So I have 3 netcdf4 files (each approx 90 MB), which I would like to concatenate using the package xarray. Each file has one variable (dis) represented at a 0.5 degree resolution (lat, lon) for 365 days (time). My aim is to concatenate the three files such that we have a timeseries of 1095 days (3 years).
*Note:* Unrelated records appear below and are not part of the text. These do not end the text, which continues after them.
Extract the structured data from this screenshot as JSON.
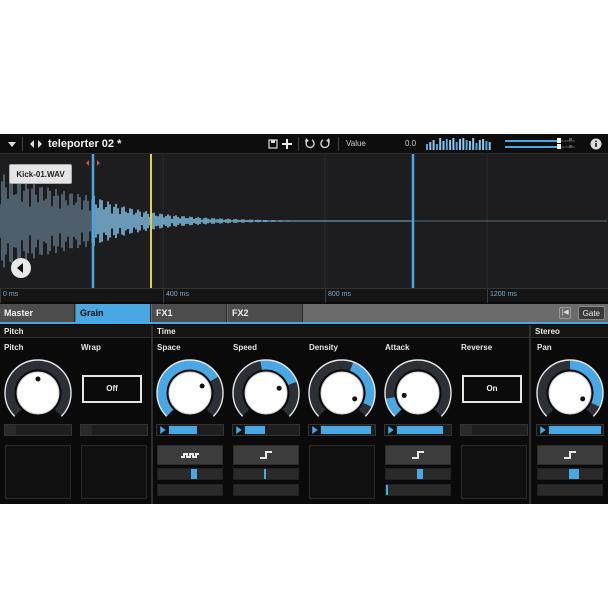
{
  "toolbar": {
    "preset_name": "teleporter 02 *",
    "value_label": "Value",
    "value_readout": "0.0"
  },
  "waveform": {
    "file_name": "Kick-01.WAV",
    "ruler_labels": [
      "0 ms",
      "400 ms",
      "800 ms",
      "1200 ms"
    ]
  },
  "tabs": {
    "items": [
      "Master",
      "Grain",
      "FX1",
      "FX2"
    ],
    "active": "Grain",
    "gate_label": "Gate"
  },
  "sections": {
    "pitch": "Pitch",
    "time": "Time",
    "stereo": "Stereo"
  },
  "params": {
    "pitch": {
      "label": "Pitch"
    },
    "wrap": {
      "label": "Wrap",
      "state": "Off"
    },
    "space": {
      "label": "Space"
    },
    "speed": {
      "label": "Speed"
    },
    "density": {
      "label": "Density"
    },
    "attack": {
      "label": "Attack"
    },
    "reverse": {
      "label": "Reverse",
      "state": "On"
    },
    "pan": {
      "label": "Pan"
    }
  },
  "colors": {
    "accent": "#49a7e4",
    "marker_yellow": "#e3d04a",
    "background": "#0a0a0a"
  }
}
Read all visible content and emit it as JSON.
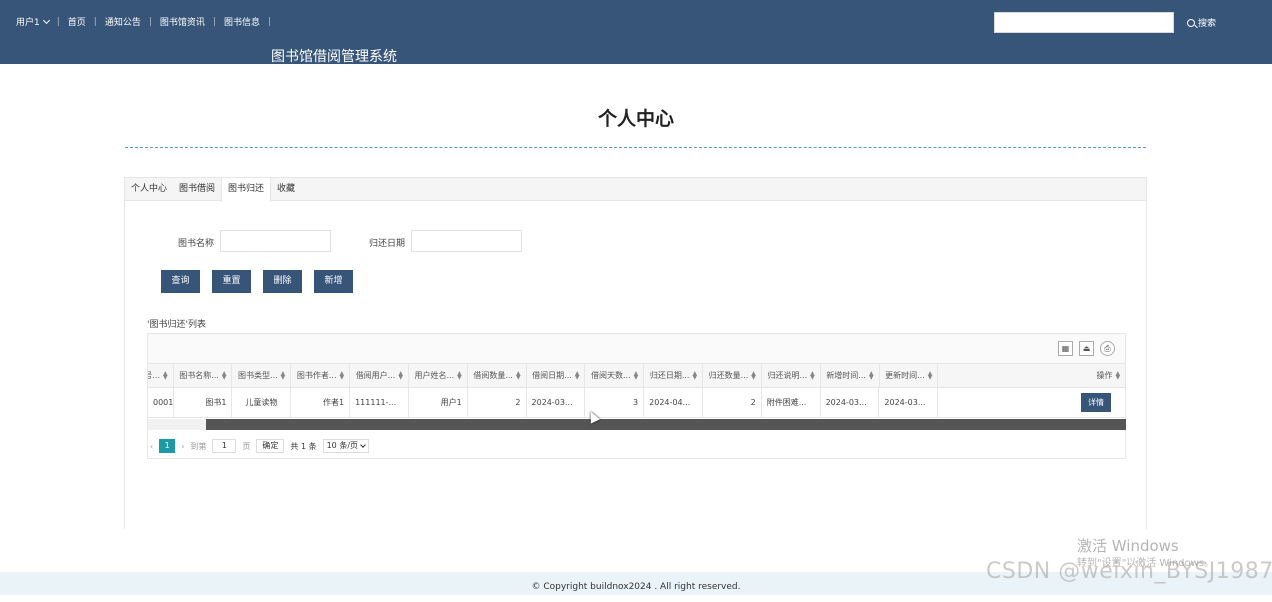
{
  "header": {
    "user": "用户1",
    "nav": [
      "首页",
      "通知公告",
      "图书馆资讯",
      "图书信息"
    ],
    "site_title": "图书馆借阅管理系统",
    "search_label": "搜索",
    "search_value": ""
  },
  "page": {
    "title": "个人中心",
    "tabs": [
      "个人中心",
      "图书借阅",
      "图书归还",
      "收藏"
    ],
    "active_tab": "图书归还"
  },
  "filters": {
    "book_name_label": "图书名称",
    "return_date_label": "归还日期"
  },
  "buttons": {
    "query": "查询",
    "reset": "重置",
    "delete": "删除",
    "add": "新增"
  },
  "list_title": "'图书归还'列表",
  "table": {
    "headers": [
      "...号...",
      "图书名称...",
      "图书类型...",
      "图书作者...",
      "借阅用户...",
      "用户姓名...",
      "借阅数量...",
      "借阅日期...",
      "借阅天数...",
      "归还日期...",
      "归还数量...",
      "归还说明...",
      "新增时间...",
      "更新时间...",
      "操作"
    ],
    "header_display": [
      "号...",
      "图书名称...",
      "图书类型...",
      "图书作者...",
      "借阅用户...",
      "用户姓名...",
      "借阅数量...",
      "借阅日期...",
      "借阅天数...",
      "归还日期...",
      "归还数量...",
      "归还说明...",
      "新增时间...",
      "更新时间...",
      "操作"
    ],
    "rows": [
      [
        "0001",
        "图书1",
        "儿童读物",
        "作者1",
        "111111-...",
        "用户1",
        "2",
        "2024-03...",
        "3",
        "2024-04...",
        "2",
        "附件困难...",
        "2024-03...",
        "2024-03..."
      ]
    ],
    "detail_label": "详情"
  },
  "pagination": {
    "current": "1",
    "goto_label": "到第",
    "goto_value": "1",
    "page_unit": "页",
    "confirm": "确定",
    "total": "共 1 条",
    "page_size": "10 条/页"
  },
  "footer": "© Copyright buildnox2024 . All right reserved.",
  "overlay": {
    "win_line1": "激活 Windows",
    "win_line2": "转到\"设置\"以激活 Windows。",
    "watermark": "CSDN @weixin_BYSJ1987"
  }
}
Each file (for years 2007, 2008, 2009) has: 1 variable: dis 3 coordinates: time, lat, lon ... as such
<xarray.Dataset>
Dimensions: (lat: 360, lon: 720, time: 365)
Coordinates:
* lon (lon) float32 -179.75 -179.25 -178.75 -178.25 -177.75 -177.25 ...
* lat (lat) float32 89.75 89.25 88.75 88.25 87.75 87.25 86.75 86.25 ...
* time (time) datetime64[ns] 2007-01-01 2007-01-02 2007-01-03 ...
Data variables:
dis (time, lat, lon) float64 nan nan nan nan nan nan nan nan nan ...
I get them imported and use the concat module to concatenate, I think successfully. In this case the module reads out 3 netcdf filenames from filestrF
flist1 = [1,2,3]
ds_new = xr.concat([xr.open_dataset(filestrF[0,1,1,f]) for f in flist1],dim='time')
New details of the new dataset are shown to now be:
Dimensions: (lat: 360, lon: 720, time: 1095)
Seems fine to me. However, when I write this dataset back to a netcdf, the filesize has now exploded, with 1 year of data seemingly equivalent to 700 MB.
ds_new.to_netcdf('saved_on_disk1.nc')
- For 2 concatenated files, ~1.5 GB
- For 3 ,, ,, 2.2 GB
- For 4 ,, ,, 2.9 GB
I would have expected 3 x 90 MB = 270 MB - since we are scaling (3x) in one dimension(time). The variable, dis, and other dimensions lat and lon remain constant in size.
Any ideas please for the huge upscale in size? I have tested reading in and writing back out files without concatenation, and do this successfully with no increase in size.